Aber der Schwerpunkt scheint sich häufig verschoben zu haben – von der Frage „Wie soll ich leben?“ hin zur Frage „Wie kann ich möglichst präzise über Begriffe sprechen?“

Damit verliert Philosophie ihren ursprünglichen Auftrag.
Der Mensch braucht nicht noch kompliziertere Gedanken. Er braucht mehr Klarheit.

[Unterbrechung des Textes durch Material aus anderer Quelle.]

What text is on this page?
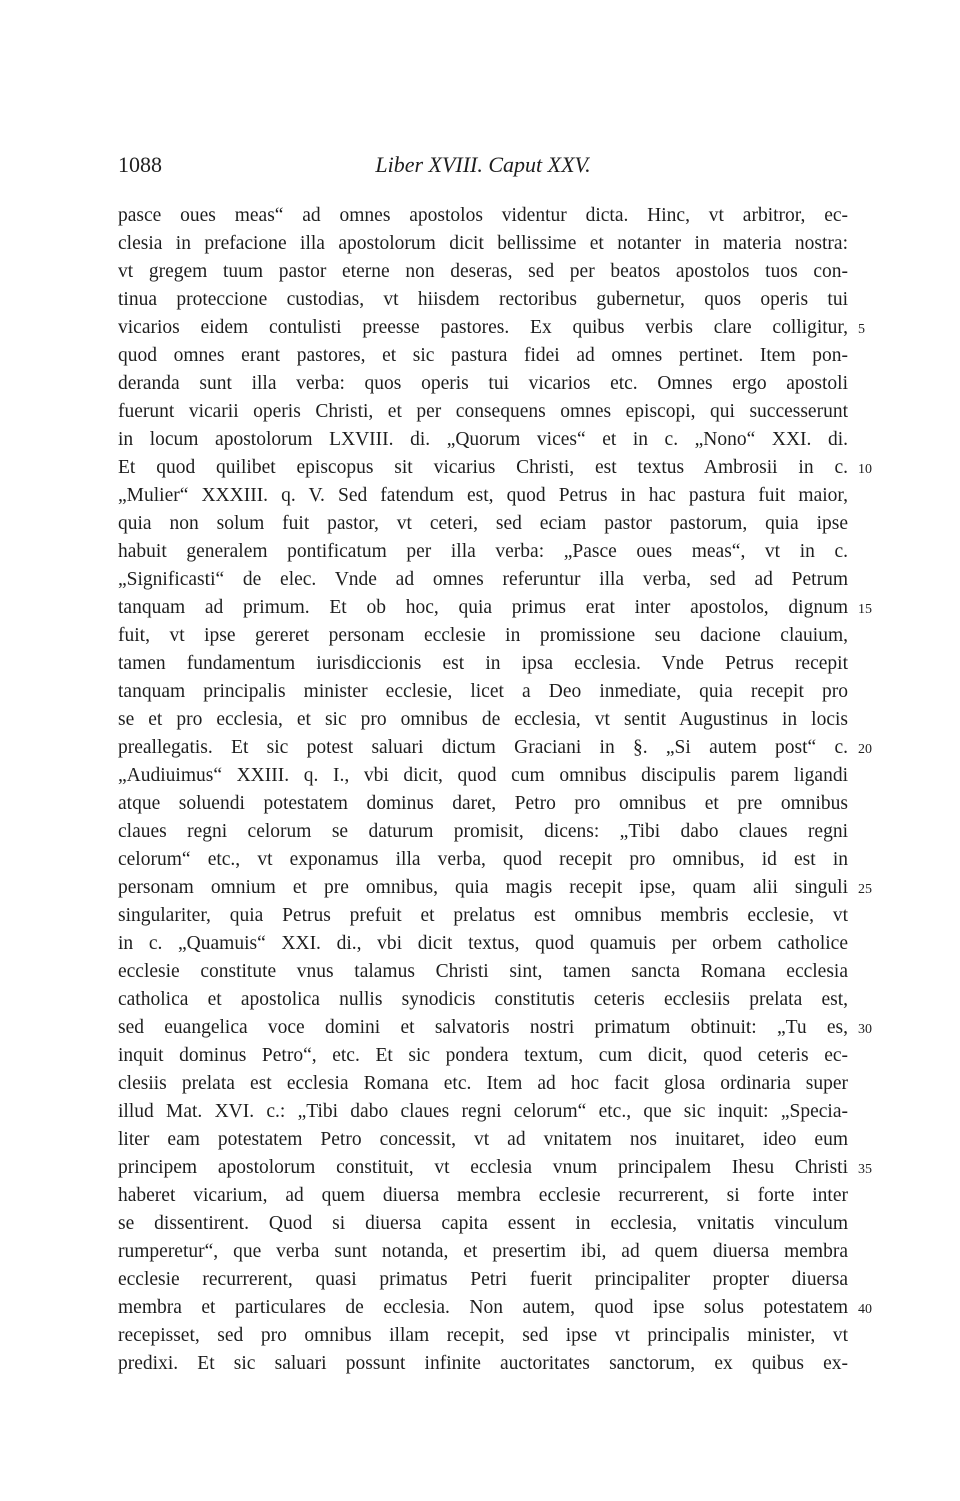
1088	Liber XVIII. Caput XXV.
pasce oues meas“ ad omnes apostolos videntur dicta. Hinc, vt arbitror, ec-
clesia in prefacione illa apostolorum dicit bellissime et notanter in materia nostra:
vt gregem tuum pastor eterne non deseras, sed per beatos apostolos tuos con-
tinua proteccione custodias, vt hiisdem rectoribus gubernetur, quos operis tui
vicarios eidem contulisti preesse pastores. Ex quibus verbis clare colligitur, 5
quod omnes erant pastores, et sic pastura fidei ad omnes pertinet. Item pon-
deranda sunt illa verba: quos operis tui vicarios etc. Omnes ergo apostoli
fuerunt vicarii operis Christi, et per consequens omnes episcopi, qui successerunt
in locum apostolorum LXVIII. di. „Quorum vices“ et in c. „Nono“ XXI. di.
Et quod quilibet episcopus sit vicarius Christi, est textus Ambrosii in c. 10
„Mulier“ XXXIII. q. V. Sed fatendum est, quod Petrus in hac pastura fuit maior,
quia non solum fuit pastor, vt ceteri, sed eciam pastor pastorum, quia ipse
habuit generalem pontificatum per illa verba: „Pasce oues meas“, vt in c.
„Significasti“ de elec. Vnde ad omnes referuntur illa verba, sed ad Petrum
tanquam ad primum. Et ob hoc, quia primus erat inter apostolos, dignum 15
fuit, vt ipse gereret personam ecclesie in promissione seu dacione clauium,
tamen fundamentum iurisdiccionis est in ipsa ecclesia. Vnde Petrus recepit
tanquam principalis minister ecclesie, licet a Deo inmediate, quia recepit pro
se et pro ecclesia, et sic pro omnibus de ecclesia, vt sentit Augustinus in locis
preallegatis. Et sic potest saluari dictum Graciani in §. „Si autem post“ c. 20
„Audiuimus“ XXIII. q. I., vbi dicit, quod cum omnibus discipulis parem ligandi
atque soluendi potestatem dominus daret, Petro pro omnibus et pre omnibus
claues regni celorum se daturum promisit, dicens: „Tibi dabo claues regni
celorum“ etc., vt exponamus illa verba, quod recepit pro omnibus, id est in
personam omnium et pre omnibus, quia magis recepit ipse, quam alii singuli 25
singulariter, quia Petrus prefuit et prelatus est omnibus membris ecclesie, vt
in c. „Quamuis“ XXI. di., vbi dicit textus, quod quamuis per orbem catholice
ecclesie constitute vnus talamus Christi sint, tamen sancta Romana ecclesia
catholica et apostolica nullis synodicis constitutis ceteris ecclesiis prelata est,
sed euangelica voce domini et salvatoris nostri primatum obtinuit: „Tu es, 30
inquit dominus Petro“, etc. Et sic pondera textum, cum dicit, quod ceteris ec-
clesiis prelata est ecclesia Romana etc. Item ad hoc facit glosa ordinaria super
illud Mat. XVI. c.: „Tibi dabo claues regni celorum“ etc., que sic inquit: „Specia-
liter eam potestatem Petro concessit, vt ad vnitatem nos inuitaret, ideo eum
principem apostolorum constituit, vt ecclesia vnum principalem Ihesu Christi 35
haberet vicarium, ad quem diuersa membra ecclesie recurrerent, si forte inter
se dissentirent. Quod si diuersa capita essent in ecclesia, vnitatis vinculum
rumperetur“, que verba sunt notanda, et presertim ibi, ad quem diuersa membra
ecclesie recurrerent, quasi primatus Petri fuerit principaliter propter diuersa
membra et particulares de ecclesia. Non autem, quod ipse solus potestatem 40
recepisset, sed pro omnibus illam recepit, sed ipse vt principalis minister, vt
predixi. Et sic saluari possunt infinite auctoritates sanctorum, ex quibus ex-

Vielleicht sollten wir Philosophie wieder so verstehen, wie sie einst gemeint war: als Schule des Lebens, als Übung der Selbsterkenntnis und als Weg zur inneren Freiheit.
Denn eine Philosophie, die den Charakter nicht bildet, den Menschen nicht reifen lässt und sein Handeln nicht verändert, bleibt unvollendet.

Die eigentliche Aufgabe der Philosophie ist nicht, immer neue Gedanken hervorzubringen.
Ihre Aufgabe ist es, den Menschen der Wahrheit näherzubringen.
Und Wahrheit erkennt man nicht daran, wie kompliziert sie formuliert wird.

Sondern daran, dass sie den Menschen verwandelt.